展墨也不拖延,立刻就拿起準備好的筆墨就在這馬車車頭板上寫下了藥方,待墨跡幹了之後遞給了陳大嫂。

陳大嫂如獲至寶的收了藥方道謝後便離開了,自然是要趕緊叫她家的夫君忙去抓藥。

展墨這一出手,便展示了他絕妙的醫術,單單一個號脈便將陳大嫂幾時生的孩子都弄得一清二楚,而且陳大嫂人已離開,展墨果真分文未取,一旁的村民可就站不住了,紛紛前來,伸出手來都要這位大夫把把脈。

一時間竟將馬車四周為了個水洩不通,後來的村民也聞風而動,展墨就在這馬車外坐起診來。這些村民見展墨的確是真才實學,也都十分尊敬,自發回家搬來桌椅,擺了個臨時的坐診臺子。自始至終展墨態度都極為謙和,耐心為各位把脈,而他身後的那位清瘦男子林溪,始終未有開口,只不過在展墨要寫藥方之時,自發的前去磨墨,然後將藥方交給那位村民。

這本是晌午,竟叫展墨一坐便坐到了日已西斜,就連午飯也是各家湊來的各種菜肴湊合過去的,但饒是如此,展墨依舊溫和微笑,並無被怠慢的氣憤。

然當夜幕降臨,村民們才後知後覺怠慢了這位仁醫,紛紛邀請他前去家中休息,都被展墨以師父有命不得擾民婉拒了。村民們想多留這位游醫一段時日,最後有一人心想,這游醫怕打擾到主人家,那有一處空屋不知他們能否接受呢?當這名村民提出來時,許多人都覺不妥,那展墨卻眼前一亮,說道:“不知展墨與師弟可否去那借宿幾日?”

在江林村的西面,便是一片山林之地,山倒不是多高,林子卻極為茂密,只有一條小道通往林子深處。

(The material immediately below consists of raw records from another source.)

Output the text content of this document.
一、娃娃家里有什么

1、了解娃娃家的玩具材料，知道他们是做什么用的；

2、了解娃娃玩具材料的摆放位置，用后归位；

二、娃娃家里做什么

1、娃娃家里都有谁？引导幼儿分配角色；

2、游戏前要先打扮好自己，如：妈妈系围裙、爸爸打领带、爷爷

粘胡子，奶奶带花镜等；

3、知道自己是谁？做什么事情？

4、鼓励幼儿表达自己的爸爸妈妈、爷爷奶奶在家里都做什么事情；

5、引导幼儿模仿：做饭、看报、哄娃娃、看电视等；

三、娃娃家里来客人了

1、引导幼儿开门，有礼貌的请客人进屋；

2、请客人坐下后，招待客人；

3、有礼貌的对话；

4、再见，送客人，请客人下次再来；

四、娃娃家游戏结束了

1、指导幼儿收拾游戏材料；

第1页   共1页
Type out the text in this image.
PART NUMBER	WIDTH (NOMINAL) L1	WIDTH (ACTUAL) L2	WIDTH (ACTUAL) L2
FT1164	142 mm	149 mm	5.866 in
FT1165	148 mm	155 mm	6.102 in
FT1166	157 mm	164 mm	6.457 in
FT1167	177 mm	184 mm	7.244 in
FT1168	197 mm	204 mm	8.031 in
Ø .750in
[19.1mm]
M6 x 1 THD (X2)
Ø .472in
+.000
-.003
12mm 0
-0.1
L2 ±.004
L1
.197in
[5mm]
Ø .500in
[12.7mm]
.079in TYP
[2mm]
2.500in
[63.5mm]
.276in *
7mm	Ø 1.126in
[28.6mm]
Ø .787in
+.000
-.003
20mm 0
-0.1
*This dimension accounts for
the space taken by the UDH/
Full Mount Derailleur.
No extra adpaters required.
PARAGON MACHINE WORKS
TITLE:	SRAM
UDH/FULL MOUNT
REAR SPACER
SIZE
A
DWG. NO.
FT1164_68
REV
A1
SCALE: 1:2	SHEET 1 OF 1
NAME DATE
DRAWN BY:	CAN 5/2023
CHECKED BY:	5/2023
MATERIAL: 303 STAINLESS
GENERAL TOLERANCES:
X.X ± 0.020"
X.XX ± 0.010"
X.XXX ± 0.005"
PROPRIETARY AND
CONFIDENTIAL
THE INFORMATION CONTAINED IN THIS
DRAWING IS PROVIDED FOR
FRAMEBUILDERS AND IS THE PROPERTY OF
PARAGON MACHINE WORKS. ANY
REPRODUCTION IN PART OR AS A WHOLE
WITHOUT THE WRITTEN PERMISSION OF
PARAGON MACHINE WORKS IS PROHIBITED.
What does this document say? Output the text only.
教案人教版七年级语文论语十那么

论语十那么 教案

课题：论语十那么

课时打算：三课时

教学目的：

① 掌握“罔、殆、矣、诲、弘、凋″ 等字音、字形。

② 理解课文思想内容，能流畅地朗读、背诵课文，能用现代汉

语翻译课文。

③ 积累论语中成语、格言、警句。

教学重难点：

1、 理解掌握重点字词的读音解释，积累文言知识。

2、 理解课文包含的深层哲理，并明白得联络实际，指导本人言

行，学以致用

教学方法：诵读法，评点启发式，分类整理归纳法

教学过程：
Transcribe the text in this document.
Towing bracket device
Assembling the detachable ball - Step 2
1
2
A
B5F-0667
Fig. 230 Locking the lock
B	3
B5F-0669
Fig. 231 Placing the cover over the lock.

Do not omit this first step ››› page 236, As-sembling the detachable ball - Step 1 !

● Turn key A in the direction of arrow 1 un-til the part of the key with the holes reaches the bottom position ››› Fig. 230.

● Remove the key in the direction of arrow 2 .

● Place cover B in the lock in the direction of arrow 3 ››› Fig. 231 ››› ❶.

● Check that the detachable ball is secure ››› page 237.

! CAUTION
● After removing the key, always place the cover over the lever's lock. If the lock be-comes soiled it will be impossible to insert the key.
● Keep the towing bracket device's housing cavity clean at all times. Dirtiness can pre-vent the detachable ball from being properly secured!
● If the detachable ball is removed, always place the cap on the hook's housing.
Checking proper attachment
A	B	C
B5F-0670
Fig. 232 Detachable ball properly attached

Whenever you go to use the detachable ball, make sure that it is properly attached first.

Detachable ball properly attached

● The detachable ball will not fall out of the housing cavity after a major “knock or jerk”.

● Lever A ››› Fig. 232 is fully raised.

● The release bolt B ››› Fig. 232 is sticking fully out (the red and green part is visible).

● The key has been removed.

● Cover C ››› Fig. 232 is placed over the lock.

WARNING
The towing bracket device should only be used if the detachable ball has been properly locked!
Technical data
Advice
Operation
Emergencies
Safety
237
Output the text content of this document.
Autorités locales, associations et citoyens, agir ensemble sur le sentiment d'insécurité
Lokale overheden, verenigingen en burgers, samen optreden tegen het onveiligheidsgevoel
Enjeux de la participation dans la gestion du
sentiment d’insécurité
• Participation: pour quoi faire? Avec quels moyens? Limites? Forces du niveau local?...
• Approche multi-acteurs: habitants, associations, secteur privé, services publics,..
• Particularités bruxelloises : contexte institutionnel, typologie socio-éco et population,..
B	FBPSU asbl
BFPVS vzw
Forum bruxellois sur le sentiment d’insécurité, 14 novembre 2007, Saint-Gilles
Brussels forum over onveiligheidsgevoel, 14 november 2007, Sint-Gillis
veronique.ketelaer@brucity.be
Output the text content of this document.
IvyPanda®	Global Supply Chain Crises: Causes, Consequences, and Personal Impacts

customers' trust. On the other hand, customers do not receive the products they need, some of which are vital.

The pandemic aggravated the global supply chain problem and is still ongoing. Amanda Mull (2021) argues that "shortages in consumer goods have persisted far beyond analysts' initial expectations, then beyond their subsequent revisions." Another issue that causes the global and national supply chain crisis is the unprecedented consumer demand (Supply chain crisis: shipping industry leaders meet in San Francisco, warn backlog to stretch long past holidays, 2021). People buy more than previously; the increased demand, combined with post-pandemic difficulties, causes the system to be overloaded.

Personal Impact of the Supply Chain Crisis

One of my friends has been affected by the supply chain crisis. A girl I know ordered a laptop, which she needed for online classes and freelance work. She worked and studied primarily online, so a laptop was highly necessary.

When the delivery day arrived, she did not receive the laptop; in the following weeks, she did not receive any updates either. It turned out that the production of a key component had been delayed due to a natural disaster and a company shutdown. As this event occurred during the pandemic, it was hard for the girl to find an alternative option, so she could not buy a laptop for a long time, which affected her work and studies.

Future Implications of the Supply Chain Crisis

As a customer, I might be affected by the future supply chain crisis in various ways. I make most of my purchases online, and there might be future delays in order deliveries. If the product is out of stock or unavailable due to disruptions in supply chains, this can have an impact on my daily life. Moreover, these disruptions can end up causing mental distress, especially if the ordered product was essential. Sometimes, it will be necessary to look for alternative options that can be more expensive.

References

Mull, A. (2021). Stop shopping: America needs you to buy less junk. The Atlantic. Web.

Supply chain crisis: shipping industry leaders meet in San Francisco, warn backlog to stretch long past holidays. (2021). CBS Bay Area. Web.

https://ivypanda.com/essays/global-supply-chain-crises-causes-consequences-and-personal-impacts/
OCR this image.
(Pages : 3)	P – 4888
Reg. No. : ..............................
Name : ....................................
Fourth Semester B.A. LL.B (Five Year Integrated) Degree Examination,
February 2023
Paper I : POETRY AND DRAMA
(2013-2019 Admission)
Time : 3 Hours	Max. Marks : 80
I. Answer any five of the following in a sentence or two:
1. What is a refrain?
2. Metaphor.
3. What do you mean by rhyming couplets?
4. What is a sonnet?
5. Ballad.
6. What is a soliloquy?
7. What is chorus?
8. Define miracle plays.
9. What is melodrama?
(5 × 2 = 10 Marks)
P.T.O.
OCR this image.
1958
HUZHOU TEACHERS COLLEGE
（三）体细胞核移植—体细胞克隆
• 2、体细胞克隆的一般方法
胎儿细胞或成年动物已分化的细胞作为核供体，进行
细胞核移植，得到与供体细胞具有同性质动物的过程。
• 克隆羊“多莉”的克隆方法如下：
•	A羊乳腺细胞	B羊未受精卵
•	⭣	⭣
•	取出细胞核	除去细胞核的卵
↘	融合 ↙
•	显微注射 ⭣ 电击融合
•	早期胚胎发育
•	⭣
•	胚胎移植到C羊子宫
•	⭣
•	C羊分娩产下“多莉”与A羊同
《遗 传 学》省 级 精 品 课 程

在這林子中有一些木屋,有些是為了出門打獵弄得休息場所,而有一些則是以前一些村民住的家,後來換了生計,從林子中搬了出來。這些木屋都較為簡陋,不過也有一些較為寬敞且結實的,村中有許多做木活的好手,眾人齊心協力,竟然在短短幾個時辰內將一個還算不錯的木屋翻新了些,添置了些簡單家具,真真算得上一個家了。

展墨本不好接受這些村民如此幫助,無奈村民個個熱心腸,他也只好苦笑接受了大家的好意。

待熱心幫忙的村民回去,夜已深了,展墨吃了些村民送來的食物,端著一只用竹子做出來的茶杯,慢條斯理地喝著粗制茶水,微挑這嘴角,慵懶的哪裏還有一絲之前坐診時溫和謙遜的大夫模樣?

白衣的展墨挑眉看向靜立一旁的青衫清冷男子,邪笑道:“我今日這溫和游醫扮得如何,可有一絲破綻?”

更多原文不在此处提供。